Backe, backe Kuchen: Vielen Menschen dürfte das traditionelle Kinderlied unweigerlich in den Sinn kommen, wenn es um Safran als wichtige Zutaten geht („macht den Kuchen gehl“). Ob heimischer Gugelhupf, italienisches Risotto, spanische Paella oder schwedische Lussekatter (Hefegebäck): Safran hat in vielen Küchen der Welt eine lange Tradition. Die Zutat verleiht den Produkten ihre typische goldgelbe Farbe und einen ganz besonderen Geschmack, den Experten als wachsig, floral, zitrus-, teeartig und erdig beschreiben.
Gewinnung
Safran wird auch als „rotes Gold“ bezeichnet. Das Synonym kommt nicht von ungefähr. Für 0,1 Gramm Safran zahlen Kunden im Supermarkt im Schnitt 3 Euro. Grund für den hohen Preis ist die mühsame Ernte und Verarbeitung in Handarbeit. Safran wird aus der Blüte des Safran-Krokus gewonnen, genauer gesagt, bestehen die Safranfäden aus den drei orangeroten Narbenschenkel der Blüte. Erntehelfer pflücken die Blüten per Hand am frühen Morgen, möglichst vor dem vollständigen Aufblühen, und lösen später vorsichtig die Narbenfäden heraus. Es folgt das langsame und kontrollierte Trocknen, traditionell über Kohleglut oder mithilfe moderner Trockenöfen. So bleiben ätherische Öle besser erhalten und zugleich entwickeln sich typische Aromastoffe. Im nächsten Schritt werden die Safranfäden von Hand sortiert, gereinigt und verpackt.
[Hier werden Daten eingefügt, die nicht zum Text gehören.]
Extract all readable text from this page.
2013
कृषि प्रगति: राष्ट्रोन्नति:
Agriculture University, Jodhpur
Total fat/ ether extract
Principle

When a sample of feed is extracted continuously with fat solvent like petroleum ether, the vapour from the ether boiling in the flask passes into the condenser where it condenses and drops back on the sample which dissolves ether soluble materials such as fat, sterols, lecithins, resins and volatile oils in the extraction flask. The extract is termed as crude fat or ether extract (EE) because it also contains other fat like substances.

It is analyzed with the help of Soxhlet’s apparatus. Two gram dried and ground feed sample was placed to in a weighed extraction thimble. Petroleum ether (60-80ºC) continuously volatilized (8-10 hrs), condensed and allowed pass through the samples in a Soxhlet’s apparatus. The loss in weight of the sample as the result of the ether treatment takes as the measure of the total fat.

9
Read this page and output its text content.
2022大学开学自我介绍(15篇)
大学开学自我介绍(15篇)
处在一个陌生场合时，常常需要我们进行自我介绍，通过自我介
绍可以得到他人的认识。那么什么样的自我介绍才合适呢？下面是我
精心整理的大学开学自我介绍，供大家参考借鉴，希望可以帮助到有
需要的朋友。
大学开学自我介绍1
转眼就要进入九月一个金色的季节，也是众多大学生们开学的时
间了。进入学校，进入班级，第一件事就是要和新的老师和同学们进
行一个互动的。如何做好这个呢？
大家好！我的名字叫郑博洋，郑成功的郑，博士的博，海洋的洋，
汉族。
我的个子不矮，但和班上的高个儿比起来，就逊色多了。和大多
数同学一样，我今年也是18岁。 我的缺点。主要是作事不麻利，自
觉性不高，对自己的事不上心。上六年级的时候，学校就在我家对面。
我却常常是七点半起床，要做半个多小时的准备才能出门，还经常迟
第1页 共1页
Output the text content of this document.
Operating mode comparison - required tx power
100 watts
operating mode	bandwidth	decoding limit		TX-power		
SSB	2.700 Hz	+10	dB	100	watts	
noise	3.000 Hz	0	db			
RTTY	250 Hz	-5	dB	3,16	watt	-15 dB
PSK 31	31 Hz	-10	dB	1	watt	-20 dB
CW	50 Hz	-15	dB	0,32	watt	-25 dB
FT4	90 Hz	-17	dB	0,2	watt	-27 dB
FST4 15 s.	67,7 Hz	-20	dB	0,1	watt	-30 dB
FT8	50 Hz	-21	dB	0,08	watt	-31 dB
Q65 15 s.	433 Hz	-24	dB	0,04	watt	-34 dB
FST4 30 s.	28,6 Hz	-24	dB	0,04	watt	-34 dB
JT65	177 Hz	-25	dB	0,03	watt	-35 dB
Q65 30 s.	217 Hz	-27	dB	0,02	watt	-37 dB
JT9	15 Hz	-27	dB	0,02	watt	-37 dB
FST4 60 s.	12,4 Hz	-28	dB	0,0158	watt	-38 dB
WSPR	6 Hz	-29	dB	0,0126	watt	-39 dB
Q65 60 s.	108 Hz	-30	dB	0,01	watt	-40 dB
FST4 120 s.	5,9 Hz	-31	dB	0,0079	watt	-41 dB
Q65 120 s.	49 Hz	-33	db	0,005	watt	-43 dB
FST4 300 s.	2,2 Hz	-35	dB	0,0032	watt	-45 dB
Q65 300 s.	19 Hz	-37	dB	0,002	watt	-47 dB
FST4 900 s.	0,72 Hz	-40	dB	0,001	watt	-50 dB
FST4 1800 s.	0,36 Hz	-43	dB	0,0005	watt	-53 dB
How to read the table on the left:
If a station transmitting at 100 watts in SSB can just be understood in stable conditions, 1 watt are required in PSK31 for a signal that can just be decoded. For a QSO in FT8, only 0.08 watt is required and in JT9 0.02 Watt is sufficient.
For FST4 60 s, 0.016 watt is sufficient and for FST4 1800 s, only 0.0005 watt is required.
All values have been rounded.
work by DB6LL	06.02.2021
In einem Kilogramm Safran, als Fäden oder gemahlen erhältlich, stecken die Narben von rund 150.000 bis 200.000 Blüten.
Herkunft und Qualität
Die Hauptanbaugebiete für den Safran-Krokus liegen im Iran. Hier werden rund 90 Prozent der Menge angebaut. Weitere Anbaugebiete sind Spanien, Griechenland, Indien (Kaschmir) und Marokko. Safran ist in verschiedenen Qualitäten erhältlich, deren Unterschiede sich deutlich im Aroma, der Färbekraft und damit auch im Preis widerspiegeln. So tragen beispielsweise einzelne Sorten eine geschützte Herkunftsbezeichnung. „Krokos Kozanis“ aus Griechenland mit „geografischer Ursprungsbezeichnung“ (g. U.) garantiert, dass alle Teile des Erzeugungs-, und Verarbeitungsprozesses in der betreffenden Region erfolgen. Ein weiteres Beispiel ist Safran aus La Mancha in Spanien mit dem Siegel „Denominacion de origen Azafrán de La Mancha“. Die internationale Norm ISO 3632 stuft Safran sowohl als Fäden als auch als Pulver anhand analytischer Messwerte in bis zu vier Qualitätskategorien ein. Dies geschieht anhand definierter Werte für das Aroma (Safranal-Gehalt), die Bitterstoffe (Picrocrocin) und die Färbekraft (Crocin). In Spanien und im Iran gibt es eigene Qualitätsdefinitionen und Handelsbezeichnungen (Übersicht in der Slideshow).
Wissenswertes zum Produkt
Safran (Crocus sativus) ist ein ausdauerndes Zwiebelgewächs aus der Familie der Schwertliliengewächse. Zwischen Oktober und November bringt jede Zwiebel eine bis drei Blüten hervor, die eine röhrenförmige Form ausbilden, bevor sie sich zu einem lila-violetten Kegel öffnen. Die Blüte enthält drei gelbe Staubblätter und einen hellgelben Griffel, der sich in drei orangerote Narben teilt. Nur diese Narben enthalten die aromagebenden Inhaltsstoffe und werden als Gewürz verwendet. Eine Messerspitze des Pulvers oder wenige Fäden reichen in vielen Rezepten aus, um ein Gericht für vier Personen zu würzen. Eine zu große Menge lässt ein Gericht bitter werden. Der hohe Preis lockt auch schwarze Schafe an. Sie verkaufen Chilifäden als Safran-Fälschungen oder strecken Safranpulver mit Kurkuma. Seriöse Gewürzhersteller sichern die Qualität der Rohware und gewährleisten die Authentizität ihrer Rohware durch Herkunftsnachweise, Laboranalysen und eine sorgfältige Lieferkettenkontrolle. Unter idealen Lagerbedingungen (dunkel, trocken und kühl) ist eine lange Haltbarkeit ohne nennenswerten Aromaverlust möglich.